Söhnlein, who co-founded and helmed the company, left it in 2013, before the doomed Titan submersible was developed. He retains a small stake in it.
His comments to the ABC come as an international group of agencies investigates what may have caused the Titan submersible to implode while carrying five people to the Titanic wreckage.
US maritime officials say they’ll issue a report aimed at improving the safety of submersibles worldwide.
Investigators from the US, Canada, France and Britain are working closely together on the probe of the June 18 accident, which happened in an “unforgiving and difficult-to-access region” of the North Atlantic, said US Coast Guard Rear Admiral John Mauger, of the Coast Guard First District.

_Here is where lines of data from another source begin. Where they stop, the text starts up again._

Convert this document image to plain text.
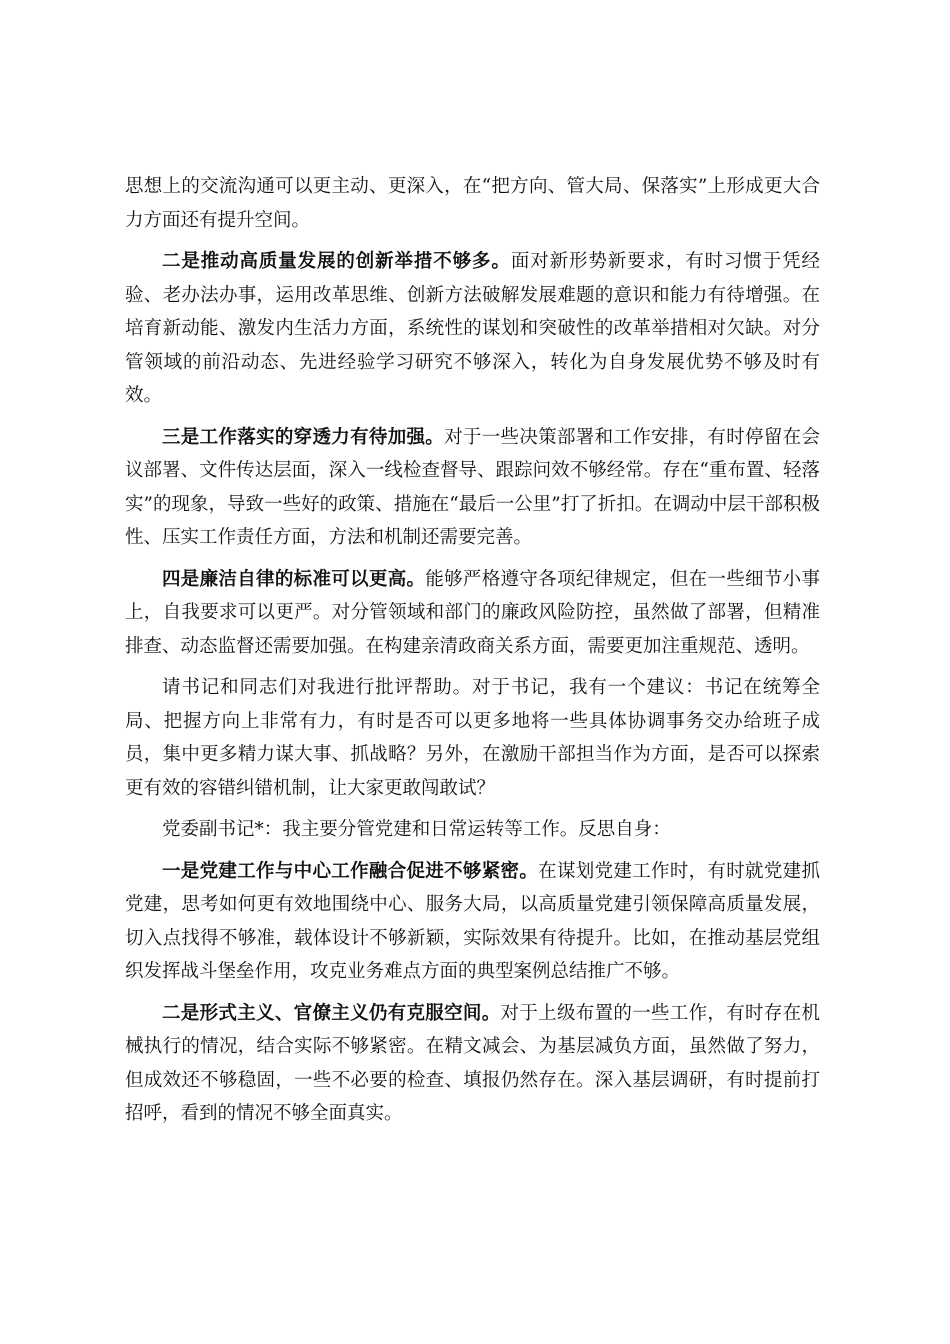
思想上的交流沟通可以更主动、更深入，在“把方向、管大局、保落实”上形成更大合力方面还有提升空间。

二是推动高质量发展的创新举措不够多。面对新形势新要求，有时习惯于凭经验、老办法办事，运用改革思维、创新方法破解发展难题的意识和能力有待增强。在培育新动能、激发内生活力方面，系统性的谋划和突破性的改革举措相对欠缺。对分管领域的前沿动态、先进经验学习研究不够深入，转化为自身发展优势不够及时有效。

三是工作落实的穿透力有待加强。对于一些决策部署和工作安排，有时停留在会议部署、文件传达层面，深入一线检查督导、跟踪问效不够经常。存在“重布置、轻落实”的现象，导致一些好的政策、措施在“最后一公里”打了折扣。在调动中层干部积极性、压实工作责任方面，方法和机制还需要完善。

四是廉洁自律的标准可以更高。能够严格遵守各项纪律规定，但在一些细节小事上，自我要求可以更严。对分管领域和部门的廉政风险防控，虽然做了部署，但精准排查、动态监督还需要加强。在构建亲清政商关系方面，需要更加注重规范、透明。

请书记和同志们对我进行批评帮助。对于书记，我有一个建议：书记在统筹全局、把握方向上非常有力，有时是否可以更多地将一些具体协调事务交办给班子成员，集中更多精力谋大事、抓战略？另外，在激励干部担当作为方面，是否可以探索更有效的容错纠错机制，让大家更敢闯敢试？

党委副书记*：我主要分管党建和日常运转等工作。反思自身：

一是党建工作与中心工作融合促进不够紧密。在谋划党建工作时，有时就党建抓党建，思考如何更有效地围绕中心、服务大局，以高质量党建引领保障高质量发展，切入点找得不够准，载体设计不够新颖，实际效果有待提升。比如，在推动基层党组织发挥战斗堡垒作用，攻克业务难点方面的典型案例总结推广不够。

二是形式主义、官僚主义仍有克服空间。对于上级布置的一些工作，有时存在机械执行的情况，结合实际不够紧密。在精文减会、为基层减负方面，虽然做了努力，但成效还不够稳固，一些不必要的检查、填报仍然存在。深入基层调研，有时提前打招呼，看到的情况不够全面真实。
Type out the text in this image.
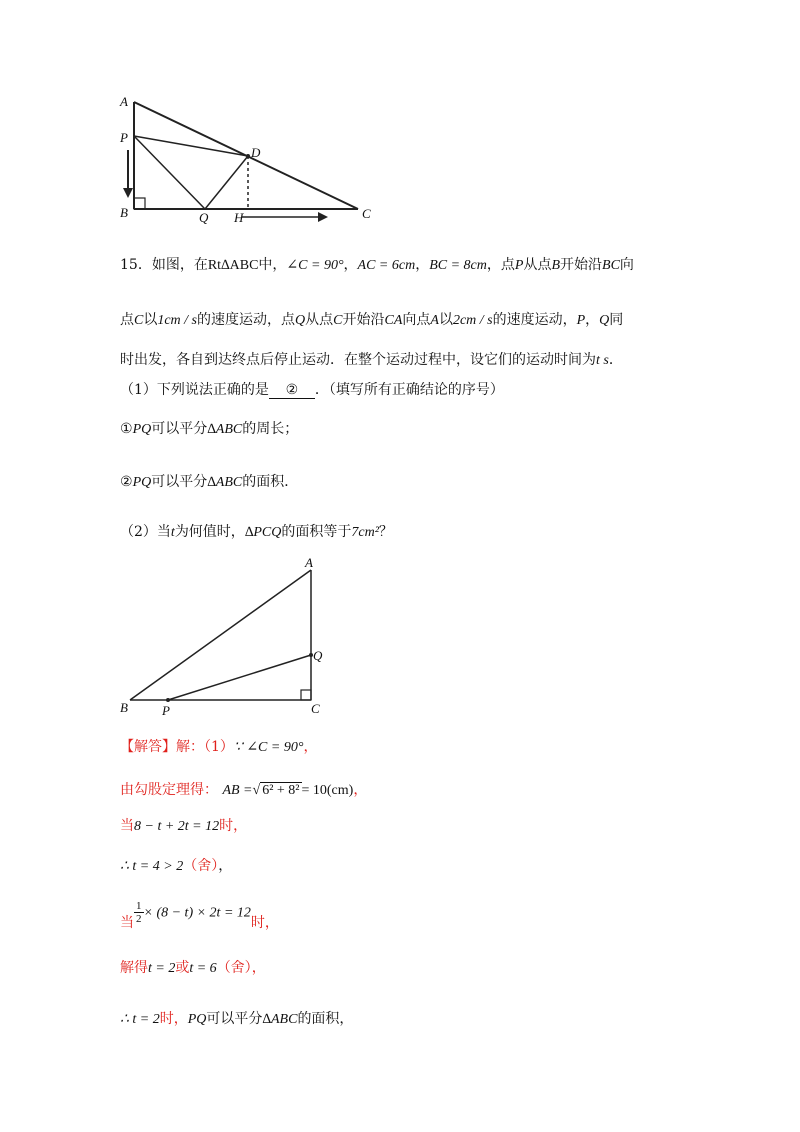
A
P
D
B	Q H	C
15．如图，在Rt∆ABC中，∠C = 90°，AC = 6cm，BC = 8cm，点P从点B开始沿BC向
点C以1cm / s的速度运动，点Q从点C开始沿CA向点A以2cm / s的速度运动，P，Q同
时出发，各自到达终点后停止运动．在整个运动过程中，设它们的运动时间为t s．
（1）下列说法正确的是 ② ．（填写所有正确结论的序号）
①PQ可以平分∆ABC的周长；
②PQ可以平分∆ABC的面积．
（2）当t为何值时，∆PCQ的面积等于7cm²？
A
Q
B	P	C
【解答】解：（1）∵ ∠C = 90°，
由勾股定理得： AB =√ 6² + 8² = 10(cm)，
当8 − t + 2t = 12时，
∴ t = 4 > 2（舍），
当 $\frac{1}{2} \times (8 - t) \times 2t = 12$时，
解得t = 2或t = 6（舍），
∴ t = 2时，PQ可以平分∆ABC的面积，
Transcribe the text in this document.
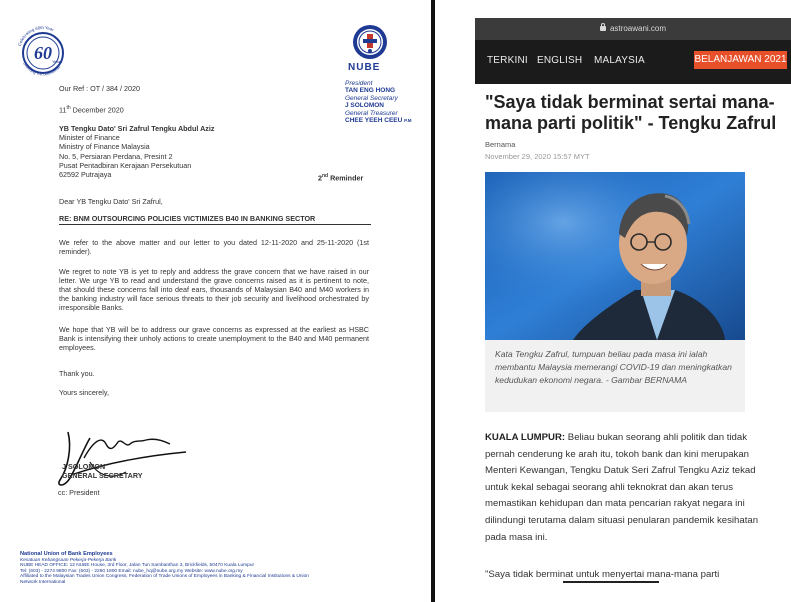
60 Years
Celebrating 60th Year
Defending The Defenceless	NUBE
President
TAN ENG HONG
General Secretary
J SOLOMON
General Treasurer
CHEE YEEH CEEU P.M
Our Ref : OT / 384 / 2020
11th December 2020
YB Tengku Dato' Sri Zafrul Tengku Abdul Aziz
Minister of Finance
Ministry of Finance Malaysia
No. 5, Persiaran Perdana, Presint 2
Pusat Pentadbiran Kerajaan Persekutuan
62592 Putrajaya	2nd Reminder
Dear YB Tengku Dato' Sri Zafrul,
RE: BNM OUTSOURCING POLICIES VICTIMIZES B40 IN BANKING SECTOR
We refer to the above matter and our letter to you dated 12-11-2020 and 25-11-2020 (1st reminder).
We regret to note YB is yet to reply and address the grave concern that we have raised in our letter. We urge YB to read and understand the grave concerns raised as it is pertinent to note, that should these concerns fall into deaf ears, thousands of Malaysian B40 and M40 workers in the banking industry will face serious threats to their job security and livelihood orchestrated by irresponsible Banks.
We hope that YB will be to address our grave concerns as expressed at the earliest as HSBC Bank is intensifying their unholy actions to create unemployment to the B40 and M40 permanent employees.
Thank you.
Yours sincerely,
J SOLOMON
GENERAL SECRETARY
cc: President
National Union of Bank Employees
Kesatuan Kebangsaan Pekerja-Pekerja Bank
NUBE HEAD OFFICE: 12 NUBE House, 3rd Floor, Jalan Tun Sambanthan 3, Brickfields, 50470 Kuala Lumpur
Tel: (603) - 2274 9800 Fax: (603) - 2260 1800 Email: nube_hq@nube.org.my Website: www.nube.org.my
Affiliated to the Malaysian Trades Union Congress, Federation of Trade Unions of Employees in Banking & Financial Institutions & Union Network International
astroawani.com
TERKINI ENGLISH MALAYSIA	BELANJAWAN 2021
"Saya tidak berminat sertai mana-mana parti politik" - Tengku Zafrul
Bernama
November 29, 2020 15:57 MYT
Kata Tengku Zafrul, tumpuan beliau pada masa ini ialah membantu Malaysia memerangi COVID-19 dan meningkatkan kedudukan ekonomi negara. - Gambar BERNAMA
KUALA LUMPUR: Beliau bukan seorang ahli politik dan tidak pernah cenderung ke arah itu, tokoh bank dan kini merupakan Menteri Kewangan, Tengku Datuk Seri Zafrul Tengku Aziz tekad untuk kekal sebagai seorang ahli teknokrat dan akan terus memastikan kehidupan dan mata pencarian rakyat negara ini dilindungi terutama dalam situasi penularan pandemik kesihatan pada masa ini.
"Saya tidak berminat untuk menyertai mana-mana parti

OceanGate is based in the US but the submersible was registered in the Bahamas. Meanwhile, the Titan’s mother ship, the Polar Prince, was from Canada, and those killed were from England, Pakistan, France, and the US.
Salvage operations from the sea floor are ongoing, and the accident site has been mapped, Coast Guard chief investigator Captain Jason Neubauer said on Sunday. He did not give a timeline for the investigation. Neubauer said the final report will be issued to the International Maritime Organisation.
“My primary goal is to prevent a similar occurrence by making the necessary recommendations to advance the safety of the maritime domain worldwide,” Neubauer said.
Evidence is being collected in the port of St John’s, Newfoundland, in co-ordination with Canadian authorities.
One of the experts whom the Coast Guard has been consulting said on Monday that he doesn’t believe there is any more evidence to collect.
“It is my professional opinion that all the debris is located in a very small area and that all debris has been found,” said Carl Hartsfield, a retired Navy captain and submarine officer who now directs a lab at the Woods Hole Oceanographic Institution that designs and operates autonomous underwater vehicles.
Early northern summer is the best time to be conducting this type of operation because of the lower likelihood of storms, but it’s still likely to be painstaking, said Donald Murphy, an oceanographer who served as chief scientist of the Coast Guard’s International Ice Patrol.
The search is taking place in a complex ocean environment where the Gulf Stream meets the Labrador Current, an area where challenging and hard-to-predict ocean currents can make controlling an underwater vehicle more difficult, Murphy said.